ARTFORUM, POSTED MARCH 2, 2017

The Baltic Center for Contemporary Art in Gateshead announced today that Jose Dávila, Eric N. Mack, Toni Schmale, and Shen Xin were named as the four recipients of the inaugural Baltic Artists’ Award. They will each receive a thirteen-week exhibition at BALTIC, opening on June 30, as well as $30,000 to create new work and a $6,000 artist fee. The international award is the first worldwide art prize to be judged solely by artists.

Artists Monica Bonvicini, Mike Nelson, Pedro Cabrita Reis, and Lorna Simpson served on the judges’ panel, which selected the four winning artists for their dedication to their artistic practice across a broad range of media.
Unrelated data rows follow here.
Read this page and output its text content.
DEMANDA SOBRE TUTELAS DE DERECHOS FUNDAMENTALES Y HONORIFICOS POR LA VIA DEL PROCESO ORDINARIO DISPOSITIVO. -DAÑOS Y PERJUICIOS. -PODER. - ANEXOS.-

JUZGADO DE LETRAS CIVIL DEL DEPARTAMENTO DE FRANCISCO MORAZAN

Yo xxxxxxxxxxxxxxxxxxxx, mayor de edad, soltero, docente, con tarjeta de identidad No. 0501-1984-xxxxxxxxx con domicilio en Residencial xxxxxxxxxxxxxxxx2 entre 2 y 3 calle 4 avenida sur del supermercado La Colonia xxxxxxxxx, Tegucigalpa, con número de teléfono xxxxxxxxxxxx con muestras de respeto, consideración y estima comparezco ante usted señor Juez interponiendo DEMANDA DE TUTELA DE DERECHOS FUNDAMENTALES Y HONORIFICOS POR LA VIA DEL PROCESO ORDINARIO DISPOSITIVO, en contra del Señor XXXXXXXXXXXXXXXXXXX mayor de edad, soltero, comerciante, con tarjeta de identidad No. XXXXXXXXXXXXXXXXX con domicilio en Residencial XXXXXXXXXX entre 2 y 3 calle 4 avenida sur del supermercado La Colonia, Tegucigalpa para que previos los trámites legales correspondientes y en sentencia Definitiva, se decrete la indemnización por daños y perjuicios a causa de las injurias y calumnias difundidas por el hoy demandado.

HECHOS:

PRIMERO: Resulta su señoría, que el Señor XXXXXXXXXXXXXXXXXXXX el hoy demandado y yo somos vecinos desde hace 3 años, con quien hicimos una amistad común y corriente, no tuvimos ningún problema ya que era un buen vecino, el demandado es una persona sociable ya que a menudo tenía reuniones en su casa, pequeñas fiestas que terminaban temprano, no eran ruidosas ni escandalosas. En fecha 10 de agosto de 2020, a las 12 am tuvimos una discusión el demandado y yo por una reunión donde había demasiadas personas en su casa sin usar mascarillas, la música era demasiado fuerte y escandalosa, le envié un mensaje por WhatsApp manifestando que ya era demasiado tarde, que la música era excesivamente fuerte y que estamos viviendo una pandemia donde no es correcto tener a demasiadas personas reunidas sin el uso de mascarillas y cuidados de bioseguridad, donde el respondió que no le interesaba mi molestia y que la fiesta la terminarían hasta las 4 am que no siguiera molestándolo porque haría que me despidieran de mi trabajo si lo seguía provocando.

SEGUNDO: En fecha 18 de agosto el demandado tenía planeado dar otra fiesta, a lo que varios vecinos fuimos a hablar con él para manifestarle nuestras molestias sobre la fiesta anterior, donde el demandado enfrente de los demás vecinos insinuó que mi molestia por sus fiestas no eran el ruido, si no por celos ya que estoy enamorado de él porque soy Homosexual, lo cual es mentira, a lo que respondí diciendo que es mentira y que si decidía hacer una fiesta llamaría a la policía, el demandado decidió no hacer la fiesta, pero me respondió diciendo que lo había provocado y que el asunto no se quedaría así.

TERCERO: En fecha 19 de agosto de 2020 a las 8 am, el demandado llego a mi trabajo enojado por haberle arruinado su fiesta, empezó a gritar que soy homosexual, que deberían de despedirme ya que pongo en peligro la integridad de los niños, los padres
Public visitors to their upcoming exhibitions of new works will be able to vote for the artist’s presentation they feel most connected to. This will inform an additional commissioned project, to be announced in fall 2018.
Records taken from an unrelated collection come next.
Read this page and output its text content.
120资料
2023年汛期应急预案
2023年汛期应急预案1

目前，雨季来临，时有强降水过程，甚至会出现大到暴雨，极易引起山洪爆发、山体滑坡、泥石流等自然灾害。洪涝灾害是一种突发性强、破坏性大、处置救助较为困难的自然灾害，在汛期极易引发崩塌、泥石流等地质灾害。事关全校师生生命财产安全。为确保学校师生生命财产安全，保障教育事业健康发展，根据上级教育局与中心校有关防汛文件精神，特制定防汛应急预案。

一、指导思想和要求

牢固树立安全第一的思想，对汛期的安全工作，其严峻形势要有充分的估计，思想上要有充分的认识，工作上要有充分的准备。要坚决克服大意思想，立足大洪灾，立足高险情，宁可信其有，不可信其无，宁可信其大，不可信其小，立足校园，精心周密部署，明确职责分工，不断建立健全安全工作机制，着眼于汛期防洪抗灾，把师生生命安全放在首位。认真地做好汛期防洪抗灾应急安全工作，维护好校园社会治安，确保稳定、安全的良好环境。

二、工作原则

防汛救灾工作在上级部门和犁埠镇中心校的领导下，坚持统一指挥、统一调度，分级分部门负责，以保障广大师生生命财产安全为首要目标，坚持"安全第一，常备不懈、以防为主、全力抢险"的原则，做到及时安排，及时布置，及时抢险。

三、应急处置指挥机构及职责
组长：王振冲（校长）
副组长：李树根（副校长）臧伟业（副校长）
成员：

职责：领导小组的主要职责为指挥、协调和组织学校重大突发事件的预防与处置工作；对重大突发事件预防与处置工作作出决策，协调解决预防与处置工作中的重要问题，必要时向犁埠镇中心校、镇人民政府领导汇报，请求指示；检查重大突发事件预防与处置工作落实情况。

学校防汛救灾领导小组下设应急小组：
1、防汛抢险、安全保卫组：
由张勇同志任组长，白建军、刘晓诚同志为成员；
Born in 1974, Dávila lives and works in Guadalajara. Influenced by Minimalism, American Conceptual art, and Brazil’s Neo-concrete movement, his artistic practice questions the inherent qualities of modern architecture and art throughout history: His sculptural work is based on the arrangement and overlapping of common construction materials such as boulders, glass, steel, concrete, and marble. Mack was born in Colombia in 1987 and now lives and works in New York. He often fuses paint with ready-made fabrics, structures of support, and his own clothing. Often deconstructing and reconstructing fabrics, he quilts large-scale patchwork panels that blur the line between utility and style.
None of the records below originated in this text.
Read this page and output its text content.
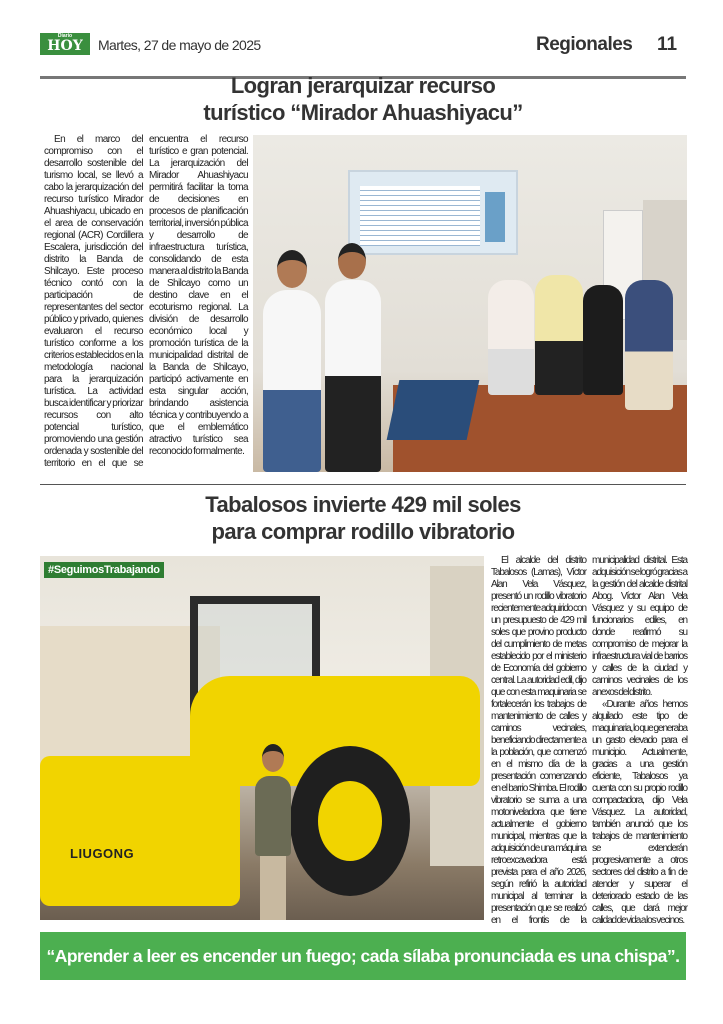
Diario
HOY	Martes, 27 de mayo de 2025	Regionales 11
Logran jerarquizar recurso
turístico “Mirador Ahuashiyacu”

En el marco del compromiso con el desarrollo sostenible del turismo local, se llevó a cabo la jerarquización del recurso turístico Mirador Ahuashiyacu, ubicado en el area de conservación regional (ACR) Cordillera Escalera, jurisdicción del distrito la Banda de Shilcayo. Este proceso técnico contó con la participación de representantes del sector público y privado, quienes evaluaron el recurso turístico conforme a los criterios establecidos en la metodología nacional para la jerarquización turística. La actividad busca identificar y priorizar recursos con alto potencial turístico, promoviendo una gestión ordenada y sostenible del territorio en el que se encuentra el recurso turístico e gran potencial. La jerarquización del Mirador Ahuashiyacu permitirá facilitar la toma de decisiones en procesos de planificación territorial, inversión pública y desarrollo de infraestructura turística, consolidando de esta manera al distrito la Banda de Shilcayo como un destino clave en el ecoturismo regional. La división de desarrollo económico local y promoción turística de la municipalidad distrital de la Banda de Shilcayo, participó activamente en esta singular acción, brindando asistencia técnica y contribuyendo a que el emblemático atractivo turístico sea reconocido formalmente.

Tabalosos invierte 429 mil soles
para comprar rodillo vibratorio
#SeguimosTrabajando
LIUGONG

El alcalde del distrito Tabalosos (Lamas), Víctor Alan Vela Vásquez, presentó un rodillo vibratorio recientemente adquirido con un presupuesto de 429 mil soles que provino producto del cumplimiento de metas establecido por el ministerio de Economía del gobierno central. La autoridad edil, dijo que con esta maquinaria se fortalecerán los trabajos de mantenimiento de calles y caminos vecinales, beneficiando directamente a la población, que comenzó en el mismo día de la presentación comenzando en el barrio Shimba. El rodillo vibratorio se suma a una motoniveladora que tiene actualmente el gobierno municipal, mientras que la adquisición de una máquina retroexcavadora está prevista para el año 2026, según refirió la autoridad municipal al terminar la presentación que se realizó en el frontis de la municipalidad distrital. Esta adquisición se logró gracias a la gestión del alcalde distrital Abog. Víctor Alan Vela Vásquez y su equipo de funcionarios ediles, en donde reafirmó su compromiso de mejorar la infraestructura vial de barrios y calles de la ciudad y caminos vecinales de los anexos del distrito.

«Durante años hemos alquilado este tipo de maquinaria, lo que generaba un gasto elevado para el municipio. Actualmente, gracias a una gestión eficiente, Tabalosos ya cuenta con su propio rodillo compactadora, dijo Vela Vásquez. La autoridad, también anunció que los trabajos de mantenimiento se extenderán progresivamente a otros sectores del distrito a fin de atender y superar el deteriorado estado de las calles, que dará mejor calidad de vida a los vecinos.

“Aprender a leer es encender un fuego; cada sílaba pronunciada es una chispa”.
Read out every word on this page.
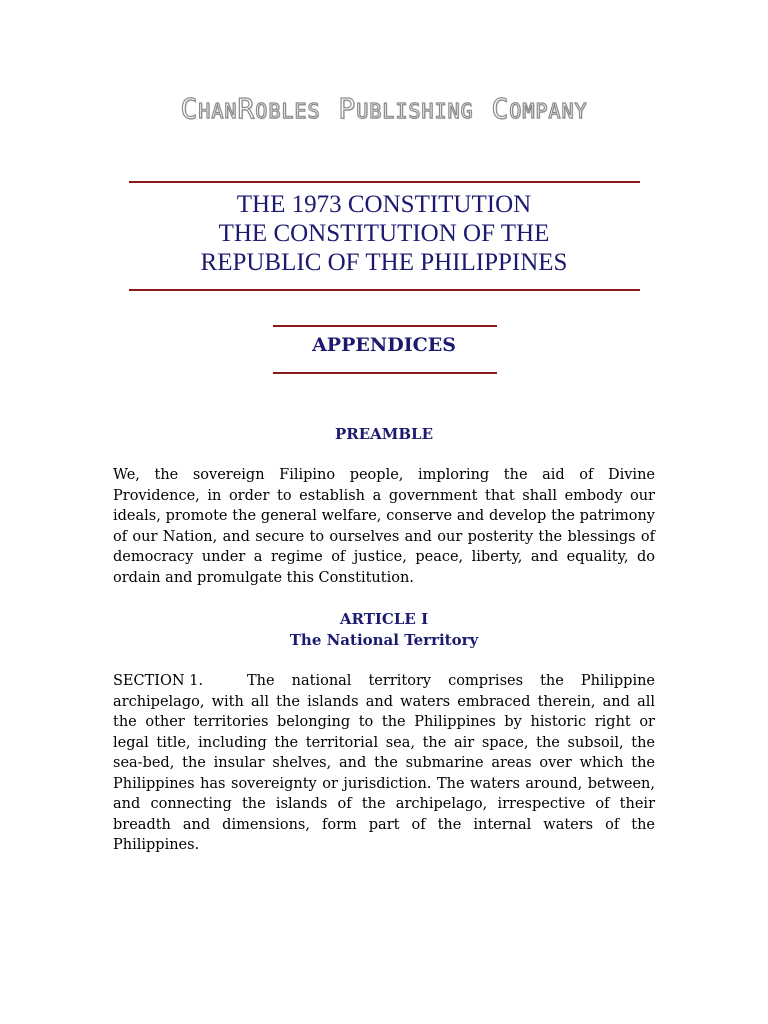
ChanRobles Publishing Company
THE 1973 CONSTITUTION
THE CONSTITUTION OF THE
REPUBLIC OF THE PHILIPPINES
APPENDICES
PREAMBLE
We, the sovereign Filipino people, imploring the aid of Divine Providence, in order to establish a government that shall embody our ideals, promote the general welfare, conserve and develop the patrimony of our Nation, and secure to ourselves and our posterity the blessings of democracy under a regime of justice, peace, liberty, and equality, do ordain and promulgate this Constitution.
ARTICLE I
The National Territory
SECTION 1.	The national territory comprises the Philippine archipelago, with all the islands and waters embraced therein, and all the other territories belonging to the Philippines by historic right or legal title, including the territorial sea, the air space, the subsoil, the sea-bed, the insular shelves, and the submarine areas over which the Philippines has sovereignty or jurisdiction. The waters around, between, and connecting the islands of the archipelago, irrespective of their breadth and dimensions, form part of the internal waters of the Philippines.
Hamburg-born, Vienna-based Schmale began her studies in visual art following a career as a professional athlete. The artist’s sculptures critique existing social power relations and their stereotypical gender constructions. Born in Chengdu, Shen engages with moving images and focuses on the complexity of political narratives. Her films often aim to dismantle dominant power structures.